Dr. Poul Thorsen headed research in Denmark which produced studies that claimed to show mercury in vaccines was not harmful. Those studies were later discredited and found to be deliberately fraudulent, but pharmaceutical companies continued to use them to defend the presence of mercury in vaccines. By the way, mercury is still used in some vaccines, including the flu vaccine. Dr. Paul Offit, a very outspoken proponent of vaccines, claims vaccines have been conclusively proven safe based on these fraudulent studies. He has even made the statement that it is perfectly safe to take close to one hundred thousand vaccines in one day. He was not joking or exaggerating. Perhaps he should put that to a personal test and see how it turns out. Anyone who believes the pharmaceutical industry about health has failed to escape their cocoon of ignorance.

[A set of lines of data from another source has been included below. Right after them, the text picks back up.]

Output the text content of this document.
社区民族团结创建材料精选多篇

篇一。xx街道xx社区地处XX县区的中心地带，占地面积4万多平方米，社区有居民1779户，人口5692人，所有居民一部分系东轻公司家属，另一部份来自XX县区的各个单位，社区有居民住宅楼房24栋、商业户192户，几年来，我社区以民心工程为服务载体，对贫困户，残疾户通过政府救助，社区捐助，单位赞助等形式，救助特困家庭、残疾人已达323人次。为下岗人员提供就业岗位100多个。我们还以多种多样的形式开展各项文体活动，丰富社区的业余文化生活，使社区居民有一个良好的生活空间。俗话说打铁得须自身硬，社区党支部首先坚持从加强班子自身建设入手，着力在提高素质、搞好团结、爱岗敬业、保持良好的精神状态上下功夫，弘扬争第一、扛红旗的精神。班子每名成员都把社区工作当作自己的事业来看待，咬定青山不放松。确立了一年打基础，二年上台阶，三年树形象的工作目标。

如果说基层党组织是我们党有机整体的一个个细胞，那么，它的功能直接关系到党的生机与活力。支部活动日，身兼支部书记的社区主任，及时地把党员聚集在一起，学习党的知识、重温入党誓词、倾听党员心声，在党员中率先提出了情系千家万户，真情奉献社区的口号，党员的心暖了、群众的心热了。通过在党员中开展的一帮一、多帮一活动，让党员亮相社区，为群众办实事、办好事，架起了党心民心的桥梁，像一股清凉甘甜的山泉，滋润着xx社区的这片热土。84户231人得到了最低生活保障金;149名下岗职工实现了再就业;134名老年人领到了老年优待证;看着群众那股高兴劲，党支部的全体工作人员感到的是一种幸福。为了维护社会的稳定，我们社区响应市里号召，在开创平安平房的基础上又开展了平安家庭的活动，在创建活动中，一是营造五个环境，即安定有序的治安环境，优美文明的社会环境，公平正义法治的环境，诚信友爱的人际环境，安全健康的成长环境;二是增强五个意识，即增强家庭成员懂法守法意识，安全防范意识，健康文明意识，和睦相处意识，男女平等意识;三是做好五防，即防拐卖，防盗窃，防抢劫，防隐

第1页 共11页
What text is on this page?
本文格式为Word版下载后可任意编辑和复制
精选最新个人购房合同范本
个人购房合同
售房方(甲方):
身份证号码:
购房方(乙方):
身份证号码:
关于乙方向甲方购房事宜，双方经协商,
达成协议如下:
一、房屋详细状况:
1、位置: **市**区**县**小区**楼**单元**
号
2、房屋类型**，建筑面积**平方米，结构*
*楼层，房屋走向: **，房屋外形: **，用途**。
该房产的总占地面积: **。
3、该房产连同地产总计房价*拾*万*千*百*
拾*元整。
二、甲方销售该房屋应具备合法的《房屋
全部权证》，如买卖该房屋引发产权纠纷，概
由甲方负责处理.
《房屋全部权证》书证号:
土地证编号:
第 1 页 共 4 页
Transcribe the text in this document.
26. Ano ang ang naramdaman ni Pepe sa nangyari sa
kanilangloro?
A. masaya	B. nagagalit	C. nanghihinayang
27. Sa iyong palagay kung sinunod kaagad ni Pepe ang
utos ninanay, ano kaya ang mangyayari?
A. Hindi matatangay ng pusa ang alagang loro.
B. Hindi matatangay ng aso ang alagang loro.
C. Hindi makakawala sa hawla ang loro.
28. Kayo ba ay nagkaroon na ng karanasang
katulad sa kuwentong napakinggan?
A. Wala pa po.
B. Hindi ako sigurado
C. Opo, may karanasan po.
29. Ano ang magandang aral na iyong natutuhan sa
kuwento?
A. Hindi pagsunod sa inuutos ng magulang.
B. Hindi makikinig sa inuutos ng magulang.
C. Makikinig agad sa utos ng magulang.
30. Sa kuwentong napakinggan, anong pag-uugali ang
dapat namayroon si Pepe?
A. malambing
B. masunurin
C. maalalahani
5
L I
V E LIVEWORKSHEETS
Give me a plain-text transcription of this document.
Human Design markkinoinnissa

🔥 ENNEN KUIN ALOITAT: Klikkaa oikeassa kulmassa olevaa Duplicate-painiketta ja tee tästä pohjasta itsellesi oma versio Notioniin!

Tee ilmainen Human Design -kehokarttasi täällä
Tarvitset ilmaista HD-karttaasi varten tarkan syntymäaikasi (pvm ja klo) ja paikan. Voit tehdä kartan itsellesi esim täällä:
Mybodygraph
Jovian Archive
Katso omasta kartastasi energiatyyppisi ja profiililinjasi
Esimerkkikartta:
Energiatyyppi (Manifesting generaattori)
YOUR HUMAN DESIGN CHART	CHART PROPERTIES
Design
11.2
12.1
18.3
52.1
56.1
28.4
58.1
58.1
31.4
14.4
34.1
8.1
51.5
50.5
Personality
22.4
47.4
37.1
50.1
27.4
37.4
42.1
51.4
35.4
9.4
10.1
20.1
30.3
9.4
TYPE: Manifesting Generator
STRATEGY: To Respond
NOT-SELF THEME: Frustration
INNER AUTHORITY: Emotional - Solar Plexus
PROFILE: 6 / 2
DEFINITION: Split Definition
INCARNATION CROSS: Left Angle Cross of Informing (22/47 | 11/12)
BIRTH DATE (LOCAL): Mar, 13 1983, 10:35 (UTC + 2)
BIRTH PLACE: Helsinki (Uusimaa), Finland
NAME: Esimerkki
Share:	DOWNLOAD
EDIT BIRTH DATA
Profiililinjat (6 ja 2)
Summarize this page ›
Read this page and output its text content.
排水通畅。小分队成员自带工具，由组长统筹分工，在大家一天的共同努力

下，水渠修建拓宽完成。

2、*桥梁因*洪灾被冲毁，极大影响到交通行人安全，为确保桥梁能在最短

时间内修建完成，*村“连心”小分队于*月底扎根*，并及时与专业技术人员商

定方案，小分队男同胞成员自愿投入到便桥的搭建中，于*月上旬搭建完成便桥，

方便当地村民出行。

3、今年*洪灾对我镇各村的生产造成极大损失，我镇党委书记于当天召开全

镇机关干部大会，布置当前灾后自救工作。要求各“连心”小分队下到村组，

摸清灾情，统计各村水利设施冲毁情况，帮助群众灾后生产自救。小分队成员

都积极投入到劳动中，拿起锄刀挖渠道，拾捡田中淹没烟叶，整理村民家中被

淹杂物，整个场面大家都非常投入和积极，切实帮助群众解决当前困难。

The CDC likes to scare people into getting flu shots by telling us that around fifty thousand people per year die from the flu. The British Medical Journal blew the cover on that when they analyzed the numbers and revealed that flu cases are combined with pneumonia cases. In 2007 there were 52,717 deaths from pneumonia and flu combined. Of that total number only 411 were from the flu. The rest were from pneumonia. So the CDC is just adding to the confusion.
The importance of fat and fat-soluble vitamins is mentioned in the book. The value of coconut oil in particular is covered extensively. Cod liver oil is also recommended but there is no explanation or mention of the importance of balance and interaction between the fat-soluble vitamins, so I don’t recommend the book as a source of information on that topic specifically. This book gets a thumbs UP.
This article appeared in Wise Traditions in Food, Farming and the Healing Arts, the quarterly magazine of the Weston A. Price Foundation, Spring 2013.